Tyler Nguyen, Analyst

Are there any specific end markets your clients are in?

John Dillon, CEO

We sell across five sub-verticals within the foodservice industry: quick-service restaurants, convenience stores, sushi operations, restaurants, and food service management companies. We are learning a lot from these different sectors and understanding the ROI our clients see from BOHA! installations. Our salespeople are improving in sharing success stories, enhancing our close rates as we refine our go-to-market strategy.

Tyler Nguyen, Analyst

Regarding improved conversion rates in 2025, what is driving that?

Steve DeMartino, CFO

It's about the process. We now understand that a lead is simply a name at the lowest common denominator. By measuring engagement metrics, our ability to transform a lead into a closed deal improves. The marketing and sales teams work closely, and we've established goals for everyone. Improvements across the tracking system help us refine our process, and we feel confident in executing effectively moving forward.

Tyler Nguyen, Analyst

You mentioned that gaming casino customers are working through excess inventory.
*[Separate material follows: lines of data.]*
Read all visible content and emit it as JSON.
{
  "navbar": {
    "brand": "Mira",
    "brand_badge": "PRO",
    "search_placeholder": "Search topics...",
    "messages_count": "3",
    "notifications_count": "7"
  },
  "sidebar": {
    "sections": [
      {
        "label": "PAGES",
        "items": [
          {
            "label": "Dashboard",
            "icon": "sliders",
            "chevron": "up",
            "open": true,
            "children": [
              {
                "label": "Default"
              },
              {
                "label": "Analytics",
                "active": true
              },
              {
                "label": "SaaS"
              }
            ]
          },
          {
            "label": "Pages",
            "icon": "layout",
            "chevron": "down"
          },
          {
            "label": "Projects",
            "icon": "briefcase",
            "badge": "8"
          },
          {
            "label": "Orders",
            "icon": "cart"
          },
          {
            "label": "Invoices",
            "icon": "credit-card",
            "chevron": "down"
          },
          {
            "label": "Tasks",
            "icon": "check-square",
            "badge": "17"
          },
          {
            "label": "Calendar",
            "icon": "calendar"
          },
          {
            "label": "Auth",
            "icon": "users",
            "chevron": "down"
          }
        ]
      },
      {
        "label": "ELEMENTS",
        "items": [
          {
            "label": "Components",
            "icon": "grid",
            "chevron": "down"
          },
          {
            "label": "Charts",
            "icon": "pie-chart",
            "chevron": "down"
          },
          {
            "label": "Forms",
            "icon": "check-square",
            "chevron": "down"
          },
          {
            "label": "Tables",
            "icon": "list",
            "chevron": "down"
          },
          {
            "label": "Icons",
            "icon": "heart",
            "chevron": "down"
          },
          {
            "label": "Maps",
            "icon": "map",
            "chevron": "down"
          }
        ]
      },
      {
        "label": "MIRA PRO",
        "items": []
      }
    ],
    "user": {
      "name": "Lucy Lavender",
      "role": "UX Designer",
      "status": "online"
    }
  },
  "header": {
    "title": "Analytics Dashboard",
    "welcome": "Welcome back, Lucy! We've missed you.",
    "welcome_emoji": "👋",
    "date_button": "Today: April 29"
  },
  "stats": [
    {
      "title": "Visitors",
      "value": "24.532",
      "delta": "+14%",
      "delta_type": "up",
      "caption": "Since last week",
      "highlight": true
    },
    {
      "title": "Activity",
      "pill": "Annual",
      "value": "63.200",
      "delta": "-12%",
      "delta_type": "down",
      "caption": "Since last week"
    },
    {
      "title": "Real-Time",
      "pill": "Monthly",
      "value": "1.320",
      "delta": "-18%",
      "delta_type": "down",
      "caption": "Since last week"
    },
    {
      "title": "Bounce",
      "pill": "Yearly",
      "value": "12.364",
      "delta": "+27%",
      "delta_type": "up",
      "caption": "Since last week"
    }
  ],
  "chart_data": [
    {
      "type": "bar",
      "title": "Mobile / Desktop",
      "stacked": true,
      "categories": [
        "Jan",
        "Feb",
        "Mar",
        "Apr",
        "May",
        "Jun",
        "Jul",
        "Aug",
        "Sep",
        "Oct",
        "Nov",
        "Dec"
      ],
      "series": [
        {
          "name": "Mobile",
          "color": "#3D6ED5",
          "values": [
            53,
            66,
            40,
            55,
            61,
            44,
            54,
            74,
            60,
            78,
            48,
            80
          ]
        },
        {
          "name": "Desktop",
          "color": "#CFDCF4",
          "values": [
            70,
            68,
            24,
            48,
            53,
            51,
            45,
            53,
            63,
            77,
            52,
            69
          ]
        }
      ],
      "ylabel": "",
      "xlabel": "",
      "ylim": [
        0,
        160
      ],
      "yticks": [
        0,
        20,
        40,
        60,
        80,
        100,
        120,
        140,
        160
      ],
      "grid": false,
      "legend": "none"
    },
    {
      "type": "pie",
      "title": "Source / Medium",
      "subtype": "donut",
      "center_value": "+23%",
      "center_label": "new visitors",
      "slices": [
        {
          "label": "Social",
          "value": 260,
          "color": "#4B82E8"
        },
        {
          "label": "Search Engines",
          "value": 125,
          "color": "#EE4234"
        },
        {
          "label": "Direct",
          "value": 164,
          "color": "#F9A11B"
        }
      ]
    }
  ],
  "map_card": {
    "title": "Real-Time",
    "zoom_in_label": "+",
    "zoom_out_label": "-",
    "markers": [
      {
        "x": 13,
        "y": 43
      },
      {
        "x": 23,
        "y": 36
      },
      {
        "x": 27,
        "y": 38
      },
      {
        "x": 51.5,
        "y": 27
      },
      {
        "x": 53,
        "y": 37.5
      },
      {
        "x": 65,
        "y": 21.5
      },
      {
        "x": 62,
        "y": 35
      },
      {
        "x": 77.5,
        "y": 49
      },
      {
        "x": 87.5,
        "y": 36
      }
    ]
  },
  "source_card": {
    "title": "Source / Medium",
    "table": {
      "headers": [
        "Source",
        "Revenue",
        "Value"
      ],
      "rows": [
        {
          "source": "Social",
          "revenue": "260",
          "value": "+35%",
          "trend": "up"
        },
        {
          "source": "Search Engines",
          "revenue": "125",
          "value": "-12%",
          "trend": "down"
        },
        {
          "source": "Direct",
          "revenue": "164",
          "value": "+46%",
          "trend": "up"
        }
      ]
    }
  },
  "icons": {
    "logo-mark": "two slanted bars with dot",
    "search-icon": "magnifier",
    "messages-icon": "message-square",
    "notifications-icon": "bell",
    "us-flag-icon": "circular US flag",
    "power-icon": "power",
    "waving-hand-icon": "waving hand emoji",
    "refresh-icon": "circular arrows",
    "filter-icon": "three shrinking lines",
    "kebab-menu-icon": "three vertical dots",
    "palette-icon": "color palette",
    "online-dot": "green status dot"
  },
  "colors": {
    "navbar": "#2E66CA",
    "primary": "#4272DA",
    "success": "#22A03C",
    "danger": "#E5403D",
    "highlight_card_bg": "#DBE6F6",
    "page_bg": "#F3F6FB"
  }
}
When do you anticipate a return to normal activity?

Steve DeMartino, CFO

It's challenging to determine a timeline. The pandemic affected everyone in gaming. Many vendors had stock outages and over-purchased. We’re seeing a brief slowdown now but do not foresee long-term issues. We expect some of the challenges to resolve in 2025 as we reach a new normal.

Operator, Operator

This concludes the question-and-answer session. I would like to turn the floor back over to John Dillon for closing comments.

John Dillon, CEO

Thank you for joining us today. We feel good about FST, and we believe that the gaming casino market is reaching new normalcy by 2025. We are focused on working through the remaining OEM stock issues and remain heads down on cost control while improving operations. I’ll be attending the ROTH Conference in November, and I’m open for one-on-ones or calls at any time. If I don’t speak to you, enjoy the coming holidays. Thanks a lot. God bless.

Operator, Operator

This concludes today's teleconference. You may disconnect your lines at this time. Thank you for your participation.